Enfin, dans le reste du territoire, la rentabilité paraît trop faible pour permettre un déploiement par les seuls opérateurs privés. Une intervention publique sous forme de subventions devient dans ce cas nécessaire, par exemple au travers des réseaux d’initiative publique (RIP) auxquels participent activement les collectivités territoriales, et qui ont été mis en œuvre avec succès en matière de haut débit. Une subvention nationale pourrait venir compléter ce dispositif. Dans cette logique, la proposition de loi déposée par le sénateur Xavier Pintat, relative à la lutte contre la fracture numérique, en cours d’examen à l’Assemblée nationale, prévoit la création d’un fonds d’aménagement numérique du territoire ainsi que des schémas directeurs réalisés par les collectivités locales en association avec les services de l’Etat et les opérateurs. Ces schémas seront l’occasion de souligner l’importance du rôle des collectivités territoriales, notamment en tant que gestionnaire du domaine public. Enfin, dans cette zone plus qu’ailleurs, l’accès au très haut débit devra conduire à mobiliser l’ensemble des technologies disponibles, en particulier mobiles, grâce à l’attribution, à compter de 2010-2011, des fréquences du dividende numérique, ou encore grâce aux technologies satellitaires.
Si cette segmentation du territoire en trois zones fournit une grille d’analyse utile, il faut cependant demeurer pragmatique sur la définition des frontières entre ces zones qui dépendra, notamment entre les zones semi-dense et peu dense, de l’économie des déploiements, insuffisamment connue à ce stade, et de la réussite du co-investissement.
Il faut également rappeler que l’aménagement numérique des territoires ne doit pas se limiter au très haut débit.
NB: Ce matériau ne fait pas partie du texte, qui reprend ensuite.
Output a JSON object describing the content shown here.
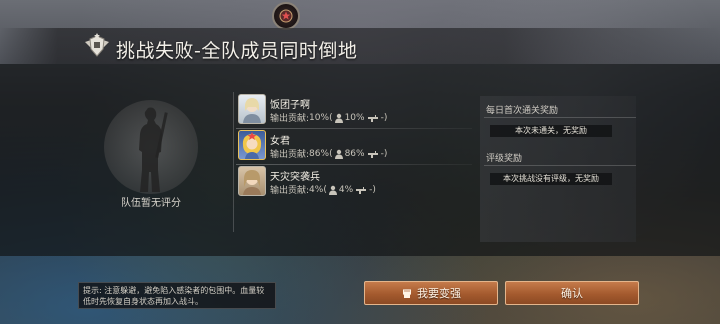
{
  "header": {
    "title": "挑战失败-全队成员同时倒地",
    "medal_icon": "star-medal-icon",
    "emblem_icon": "winged-shield-emblem-icon"
  },
  "rating": {
    "label": "队伍暂无评分",
    "icon": "soldier-silhouette-icon"
  },
  "members": [
    {
      "name": "饭团子啊",
      "contribution_label": "输出贡献:",
      "contribution": "10%",
      "stat_open": "(",
      "kill_share": "10%",
      "weapon_value": "-)",
      "avatar_color": "#c9d3dc"
    },
    {
      "name": "女君",
      "contribution_label": "输出贡献:",
      "contribution": "86%",
      "stat_open": "(",
      "kill_share": "86%",
      "weapon_value": "-)",
      "avatar_color": "#e8b84a"
    },
    {
      "name": "天灾突袭兵",
      "contribution_label": "输出贡献:",
      "contribution": "4%",
      "stat_open": "(",
      "kill_share": "4%",
      "weapon_value": "-)",
      "avatar_color": "#d9c7b0"
    }
  ],
  "rewards": {
    "daily_title": "每日首次通关奖励",
    "daily_value": "本次未通关，无奖励",
    "rating_title": "评级奖励",
    "rating_value": "本次挑战没有评级，无奖励"
  },
  "tip": {
    "text": "提示: 注意躲避，避免陷入感染者的包围中。血量较低时先恢复自身状态再加入战斗。"
  },
  "buttons": {
    "stronger_label": "我要变强",
    "stronger_icon": "fist-icon",
    "confirm_label": "确认"
  },
  "colors": {
    "button_primary": "#a45a2e",
    "button_border": "#e4b58c",
    "panel_bg": "#161718"
  }
}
Ainsi, des projets de montée en débit, c’est à dire le déploiement de la fibre jusqu’au sous-répartiteur, ou encore le déploiement d’un réseau de collecte en fibre optique desservant des stations radio (wifi, wimax, mobiles), peuvent constituer une étape intermédiaire vers le très haut débit. Afin de faciliter la mise en place de projets de montée en débit, l’ARCEP va publier avant la fin de l’année, après consultation des acteurs, des recommandations qui constitueront une " boîte à outils " à la disposition des collectivités locales et des opérateurs.
En conclusion, si le déploiement de la fibre est un chantier de longue haleine, qui débutera par les zones les plus denses, il est essentiel de lancer dès à présent les travaux préliminaires pour préciser les conditions du déploiement sur l’ensemble du territoire. Nos concitoyens peuvent comprendre que tout le monde n’ait pas accès au très haut débit immédiatement et en même temps, mais ils n’admettront pas un étalement excessif dans le temps. A cet égard, l’emprunt d’Etat, en accélérant l’investissement, pourrait permettre de renforcer non seulement la croissance mais aussi la solidarité entre les territoires.